Delvecchio sicuro: «Tre punti a Napoli per puntare in alto»

«Viaggeremo sulle ali dell'entusiasmo». Gennaro Delvecchio, è così. Carattere determinato, sguardo sicuro: il trequartista blucerchiato chiama a raccolta i compagni e non si fa spaventare dalle sette gare in un mese che attendono la Sampdoria.

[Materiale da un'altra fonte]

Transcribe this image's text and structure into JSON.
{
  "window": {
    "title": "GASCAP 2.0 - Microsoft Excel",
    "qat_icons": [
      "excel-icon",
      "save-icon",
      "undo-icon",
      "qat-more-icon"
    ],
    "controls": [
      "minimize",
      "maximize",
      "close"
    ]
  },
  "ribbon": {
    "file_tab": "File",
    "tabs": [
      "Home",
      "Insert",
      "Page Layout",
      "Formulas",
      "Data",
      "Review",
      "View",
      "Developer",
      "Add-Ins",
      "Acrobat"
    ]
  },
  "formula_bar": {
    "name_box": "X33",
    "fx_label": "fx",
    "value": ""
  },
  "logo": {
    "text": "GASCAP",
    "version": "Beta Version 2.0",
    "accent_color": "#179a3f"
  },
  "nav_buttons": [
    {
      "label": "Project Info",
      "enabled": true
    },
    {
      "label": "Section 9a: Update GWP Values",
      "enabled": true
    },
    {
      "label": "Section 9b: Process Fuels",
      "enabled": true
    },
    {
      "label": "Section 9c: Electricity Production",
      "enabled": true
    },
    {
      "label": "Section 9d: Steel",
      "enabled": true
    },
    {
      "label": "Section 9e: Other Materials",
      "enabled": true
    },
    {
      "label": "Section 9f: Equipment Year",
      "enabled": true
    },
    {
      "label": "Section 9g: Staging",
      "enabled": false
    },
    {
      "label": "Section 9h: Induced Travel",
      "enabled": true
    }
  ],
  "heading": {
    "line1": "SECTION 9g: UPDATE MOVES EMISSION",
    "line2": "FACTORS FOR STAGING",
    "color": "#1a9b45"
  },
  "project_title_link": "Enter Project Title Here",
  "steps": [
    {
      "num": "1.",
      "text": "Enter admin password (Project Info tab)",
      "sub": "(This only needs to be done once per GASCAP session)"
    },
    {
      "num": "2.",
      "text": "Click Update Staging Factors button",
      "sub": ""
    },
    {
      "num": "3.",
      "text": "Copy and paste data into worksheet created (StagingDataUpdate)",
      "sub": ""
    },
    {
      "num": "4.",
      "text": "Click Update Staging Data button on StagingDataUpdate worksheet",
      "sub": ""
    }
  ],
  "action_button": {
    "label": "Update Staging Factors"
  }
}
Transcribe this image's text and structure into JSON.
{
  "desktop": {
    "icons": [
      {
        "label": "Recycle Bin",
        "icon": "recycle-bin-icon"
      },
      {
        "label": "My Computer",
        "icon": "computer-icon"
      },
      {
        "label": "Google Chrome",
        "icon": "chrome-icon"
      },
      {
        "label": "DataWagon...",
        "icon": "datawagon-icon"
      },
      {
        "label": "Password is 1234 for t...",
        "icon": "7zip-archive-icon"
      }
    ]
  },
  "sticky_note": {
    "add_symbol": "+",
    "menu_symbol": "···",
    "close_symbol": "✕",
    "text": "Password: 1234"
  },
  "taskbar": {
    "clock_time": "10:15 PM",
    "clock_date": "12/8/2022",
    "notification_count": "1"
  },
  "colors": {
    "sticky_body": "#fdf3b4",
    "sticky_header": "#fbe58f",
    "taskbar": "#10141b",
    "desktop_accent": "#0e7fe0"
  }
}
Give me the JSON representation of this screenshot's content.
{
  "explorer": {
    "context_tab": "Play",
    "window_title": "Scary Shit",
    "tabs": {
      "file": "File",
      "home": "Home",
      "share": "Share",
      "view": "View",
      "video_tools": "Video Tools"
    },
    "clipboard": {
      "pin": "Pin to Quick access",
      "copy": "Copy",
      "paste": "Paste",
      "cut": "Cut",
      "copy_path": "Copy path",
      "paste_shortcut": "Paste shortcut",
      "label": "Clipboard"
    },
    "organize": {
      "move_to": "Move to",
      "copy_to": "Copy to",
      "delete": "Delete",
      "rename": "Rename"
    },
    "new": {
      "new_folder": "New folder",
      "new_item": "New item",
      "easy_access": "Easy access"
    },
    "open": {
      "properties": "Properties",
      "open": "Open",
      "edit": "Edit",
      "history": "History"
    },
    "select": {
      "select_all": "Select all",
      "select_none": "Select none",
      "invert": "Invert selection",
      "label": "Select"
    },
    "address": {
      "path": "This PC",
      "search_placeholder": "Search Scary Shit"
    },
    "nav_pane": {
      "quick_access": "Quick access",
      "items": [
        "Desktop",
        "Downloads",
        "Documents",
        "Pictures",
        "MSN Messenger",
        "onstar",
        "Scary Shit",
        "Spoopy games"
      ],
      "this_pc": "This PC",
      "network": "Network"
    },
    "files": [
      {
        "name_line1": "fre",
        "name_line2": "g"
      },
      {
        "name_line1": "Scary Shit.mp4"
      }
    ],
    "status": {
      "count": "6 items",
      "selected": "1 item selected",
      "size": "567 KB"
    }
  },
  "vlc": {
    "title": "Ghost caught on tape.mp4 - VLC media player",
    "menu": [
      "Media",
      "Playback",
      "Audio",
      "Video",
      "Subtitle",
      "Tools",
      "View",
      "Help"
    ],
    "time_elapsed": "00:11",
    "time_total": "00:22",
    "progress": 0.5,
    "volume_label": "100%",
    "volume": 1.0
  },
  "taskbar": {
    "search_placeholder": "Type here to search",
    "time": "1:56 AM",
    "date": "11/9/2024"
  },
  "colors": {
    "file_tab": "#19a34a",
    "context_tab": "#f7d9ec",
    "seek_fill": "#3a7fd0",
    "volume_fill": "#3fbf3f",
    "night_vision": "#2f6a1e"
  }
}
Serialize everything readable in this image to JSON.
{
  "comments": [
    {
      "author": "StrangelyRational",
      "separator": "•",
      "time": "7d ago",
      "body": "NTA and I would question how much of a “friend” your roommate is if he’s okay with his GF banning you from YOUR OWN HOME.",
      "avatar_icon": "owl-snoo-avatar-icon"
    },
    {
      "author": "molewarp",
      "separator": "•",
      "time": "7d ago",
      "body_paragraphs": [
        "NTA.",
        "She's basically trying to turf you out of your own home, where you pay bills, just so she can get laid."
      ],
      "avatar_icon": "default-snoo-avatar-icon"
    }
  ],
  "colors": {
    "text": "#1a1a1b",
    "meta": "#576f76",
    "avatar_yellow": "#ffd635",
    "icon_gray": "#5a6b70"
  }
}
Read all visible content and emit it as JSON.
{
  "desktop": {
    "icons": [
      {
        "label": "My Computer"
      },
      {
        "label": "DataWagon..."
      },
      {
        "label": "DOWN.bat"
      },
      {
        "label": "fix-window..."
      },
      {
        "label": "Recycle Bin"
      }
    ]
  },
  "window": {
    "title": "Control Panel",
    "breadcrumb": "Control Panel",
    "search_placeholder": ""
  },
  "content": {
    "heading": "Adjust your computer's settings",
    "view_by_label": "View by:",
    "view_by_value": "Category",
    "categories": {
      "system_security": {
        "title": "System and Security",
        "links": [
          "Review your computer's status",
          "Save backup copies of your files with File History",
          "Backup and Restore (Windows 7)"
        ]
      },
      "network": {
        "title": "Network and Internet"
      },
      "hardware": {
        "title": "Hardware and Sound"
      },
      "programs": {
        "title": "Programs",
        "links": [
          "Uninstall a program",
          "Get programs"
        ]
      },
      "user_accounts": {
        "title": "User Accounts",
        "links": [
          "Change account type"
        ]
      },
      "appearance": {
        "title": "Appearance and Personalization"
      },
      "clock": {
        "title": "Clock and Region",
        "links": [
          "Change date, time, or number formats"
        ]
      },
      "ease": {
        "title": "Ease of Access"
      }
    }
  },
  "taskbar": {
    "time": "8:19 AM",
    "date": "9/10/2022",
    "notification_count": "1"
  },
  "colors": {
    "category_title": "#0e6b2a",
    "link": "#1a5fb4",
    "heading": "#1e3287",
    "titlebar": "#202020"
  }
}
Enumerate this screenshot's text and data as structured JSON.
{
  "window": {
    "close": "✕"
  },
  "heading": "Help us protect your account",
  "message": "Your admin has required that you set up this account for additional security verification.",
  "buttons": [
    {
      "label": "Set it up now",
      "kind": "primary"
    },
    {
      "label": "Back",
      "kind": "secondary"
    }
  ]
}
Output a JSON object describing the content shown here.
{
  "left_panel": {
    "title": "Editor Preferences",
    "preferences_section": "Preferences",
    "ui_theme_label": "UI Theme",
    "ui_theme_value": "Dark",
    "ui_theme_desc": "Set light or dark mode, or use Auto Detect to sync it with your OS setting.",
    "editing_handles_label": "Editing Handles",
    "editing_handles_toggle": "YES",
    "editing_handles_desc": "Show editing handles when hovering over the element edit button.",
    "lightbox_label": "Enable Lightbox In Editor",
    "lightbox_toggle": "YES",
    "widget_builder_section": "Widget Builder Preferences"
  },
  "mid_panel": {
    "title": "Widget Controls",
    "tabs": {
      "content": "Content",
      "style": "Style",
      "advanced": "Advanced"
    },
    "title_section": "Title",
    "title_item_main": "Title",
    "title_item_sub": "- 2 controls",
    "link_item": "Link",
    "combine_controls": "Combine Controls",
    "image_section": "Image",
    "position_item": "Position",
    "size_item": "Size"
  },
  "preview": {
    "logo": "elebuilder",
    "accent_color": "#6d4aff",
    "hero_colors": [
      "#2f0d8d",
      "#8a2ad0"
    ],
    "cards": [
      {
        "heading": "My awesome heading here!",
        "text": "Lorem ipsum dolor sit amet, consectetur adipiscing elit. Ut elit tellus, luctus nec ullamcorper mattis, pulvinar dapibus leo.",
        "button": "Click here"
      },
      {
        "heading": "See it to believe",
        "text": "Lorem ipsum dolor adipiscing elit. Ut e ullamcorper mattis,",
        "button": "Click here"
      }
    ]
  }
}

A partire da domenica pomeriggio quando la squadra di Mazzarri sarà chiamata a superare l'ostacolo Napoli nella bolgia del «San Paolo»: «Sappiamo bene che clima e che squadra ci aspetteranno, ma non possiamo certo andare là ed essere remissivi - commenta Delvecchio - Vogliamo i tre punti perchè, cominciando con una vittoria questo ciclo di ferro, potremmo darci lo slancio utile per affrontare al meglio gli altri impegni con entusiasmo». L'infortunio di Cassano non ha abbassato il morale in casa Samp, dove si punta a prolungare l'imbattibilità mantenuta fino a questo punto. Per questo i blucerchiati hanno già studiato l'avversario, «una squadra da non sottovalutare - avverte Delvecchio - Sono affamati e hanno carattere da vendere. In particolare mi ha impressionato la partita con l'Udinese, hanno pressato tutti in continuazione, andavano anche sul guardalinee. Al di là del talento di Lavezzi hanno un organico competitivo, umile e battagliero. Se non capiamo questo, rischiamo di prendere tre sberle e tornare a casa».
Altro ostacolo domenica sarà il pubblico partenopeo, «ma non possiamo farci infastidire dal San Paolo. Siamo già usciti vincitori dalla bolgia di Spalato, sapremo sopportare anche questo ambiente». Ieri pomeriggio le prove anti Napoli nella partitella in famiglia con le prime indicazioni sulla formazione di domenica. In pettorina gialla Mazzarri ha schierato Castellazzi tra i pali, Campagnaro, Lucchini e Sala in difesa, Zenoni, Palombo, Volpi e Pieri a centrocampo e ,in attacco, Montella vertice alto con Bellucci e Delvecchio in appoggio. Il centrocampista pugliese provato ancora da trequartista, ruolo che sembra aver sposato al meglio: «Sono più ordinato ma meno prevedibile - spiega - Quando giocavo a centrocampo avevo meno gli occhi addosso dalla difesa: mi inserivo meno ma quando lo facevo avevo più occasioni per segnare. Ora sono marcato stretto e sottoporta vado poco. Mi manca il gol ma non ne faccio una malattia: spero di segnare il più tardi possibile, ma di fare gol pesanti».
Domenica ci proverà anche Volpi che sta facendo il possibile per tornare a disposizione. Oltre alla partitella, per lui allenamento differenziato, mentre hanno lavorato a parte Accardi e Maggio. Cassano è tornato a correre, e su di lui ha parlato Delvecchio, compagno con cui il barese ha legato di più: «Ha passato i primi due giorni rabbuiato dopo l'infortunio- racconta - Ma è da martedì era già un'altra persona: non può vivere senza calcio e ci auguriamo tutti che il suo infortunio non lo tenga distante dal campo per così tanto perchè la sua voglia di giocare è immensa». Intanto, ieri due visite speciali nel quartiere generale blucerchiato, dove sono arrivati l'ex difensore della Sampdoria scudetto Moreno Mannini e Francesco Flachi che ha salutato gli ex compagni.